TB in the news this week
Apart from Tuesday’s updates, this week will see a number of other major announcements on TB at the global conference in Hyderabad.
On Wednesday, Vice-President Venkaiah Naidu will officially inaugurate the 50th Union World Conference on Lung Health.
On Monday, the TB Alliance announced that Indian company Macleods is going to be the second generic company to be allowed to manufacture the drug Pretomanid which is used to treat highly drug-resistant TB, as part of a regimen along with Bedaquiline and Linezolid.
Also read: Govt Stalls Payments to 26 Lakh TB Patients Over Suspicious Transactions
Pretomanid is also only the third new anti-TB drug to be approved by the USFDA in 40 years (the other two are Bedaquiline and Delamanid), indicative of just how few options are in the pipeline for TB prevention or cure.
Pretomanid also got a boost from the Global Drug Facility which announced on Tuesday that it is now listing its first ever, all-oral regimen which includes this drug at $ 1,040 per treatment course.
The global humanitarian organisation, Doctors Without Borders (Médecins Sans Frontières or MSF) has responded to this, calling this price too high. This is because Pretomanid has to be taken in conjunction with Bedaquiline, which is also an expensive drug.
MSF has also been campaigning for Janssen to bring down the price of Bedaquiline. They want the price of the entire drug resistant TB course to be no higher than $ 500 per person. Right now, TB Alliance is offering the course for $ 1,040. Researchers at the University of Liverpool however, had estimated that generic versions of Pretomanid could be sold (for a profit) for as little as $ 35 a month.
“The public helped pay for the development of this drug, and therefore this drug should be affordable and accessible to anyone who needs it,” says Sharonann Lynch, HIV and TB policy advisor of the MSF Access Campaign.

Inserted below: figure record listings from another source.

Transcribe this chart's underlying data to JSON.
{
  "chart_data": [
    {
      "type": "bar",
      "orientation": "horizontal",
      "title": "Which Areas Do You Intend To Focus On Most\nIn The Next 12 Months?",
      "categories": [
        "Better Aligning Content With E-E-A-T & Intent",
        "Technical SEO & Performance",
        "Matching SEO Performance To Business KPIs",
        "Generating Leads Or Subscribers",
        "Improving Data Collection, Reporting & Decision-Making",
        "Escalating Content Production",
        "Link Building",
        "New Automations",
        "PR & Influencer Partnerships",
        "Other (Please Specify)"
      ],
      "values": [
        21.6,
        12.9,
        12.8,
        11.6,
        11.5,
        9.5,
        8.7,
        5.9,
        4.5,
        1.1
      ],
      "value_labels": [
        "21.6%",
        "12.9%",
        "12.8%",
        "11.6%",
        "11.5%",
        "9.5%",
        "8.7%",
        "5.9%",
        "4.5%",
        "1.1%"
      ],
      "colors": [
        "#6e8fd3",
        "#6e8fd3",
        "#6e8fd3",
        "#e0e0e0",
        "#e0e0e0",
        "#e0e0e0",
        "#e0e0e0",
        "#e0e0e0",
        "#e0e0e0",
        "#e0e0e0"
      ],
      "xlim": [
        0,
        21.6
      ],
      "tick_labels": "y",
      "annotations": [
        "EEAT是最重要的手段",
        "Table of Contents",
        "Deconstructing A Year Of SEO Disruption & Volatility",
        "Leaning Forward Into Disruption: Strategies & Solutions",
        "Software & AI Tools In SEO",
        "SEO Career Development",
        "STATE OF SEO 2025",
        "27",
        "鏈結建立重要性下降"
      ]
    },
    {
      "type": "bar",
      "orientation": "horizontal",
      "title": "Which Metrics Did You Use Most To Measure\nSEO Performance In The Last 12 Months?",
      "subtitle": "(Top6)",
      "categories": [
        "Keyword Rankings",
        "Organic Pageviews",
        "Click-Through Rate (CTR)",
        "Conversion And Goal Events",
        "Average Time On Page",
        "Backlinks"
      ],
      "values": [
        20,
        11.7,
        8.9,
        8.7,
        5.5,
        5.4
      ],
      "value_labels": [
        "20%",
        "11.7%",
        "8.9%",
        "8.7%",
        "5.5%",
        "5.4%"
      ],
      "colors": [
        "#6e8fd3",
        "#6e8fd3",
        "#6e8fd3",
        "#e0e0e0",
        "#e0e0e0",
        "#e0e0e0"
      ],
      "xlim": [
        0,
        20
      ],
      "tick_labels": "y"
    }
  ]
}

The Medicines Patent Pool has also announced that it has signed a license with pharma giant Pfizer, for access to data on the investigational TB treatment with Sutezolid. Sutezolid is a potential drug that can also be given in combination with other drugs, to treat multi drug resistant TB. So far this drug has only reached phase 2a in clinical trials and there has been no development on it since 2013.
Pfizer has granted the Medicines Patent Pool a non-exclusive, worldwide and royalty-free licence which can allow the pool to sub-license the drug candidate and its phase 1 clinical trial data to others. So far, Johns Hopkins University is already on board to take the research further.
Lancet has also given TB prime space in its journal with an editorial that says that the world is “not on track to achieve the Sustainable Development Goal target of reducing mortality from tuberculosis by 90% by 2030.”
The Lancet Commission on TB is currently chaired by India’s Soumya Swaminathan who is the WHO’s chief scientist.
Anoo Bhuyan is in Hyderabad reporting as one of ‘The Union’s Media Scholars’ at the ‘50th Union World Conference on Lung Health’.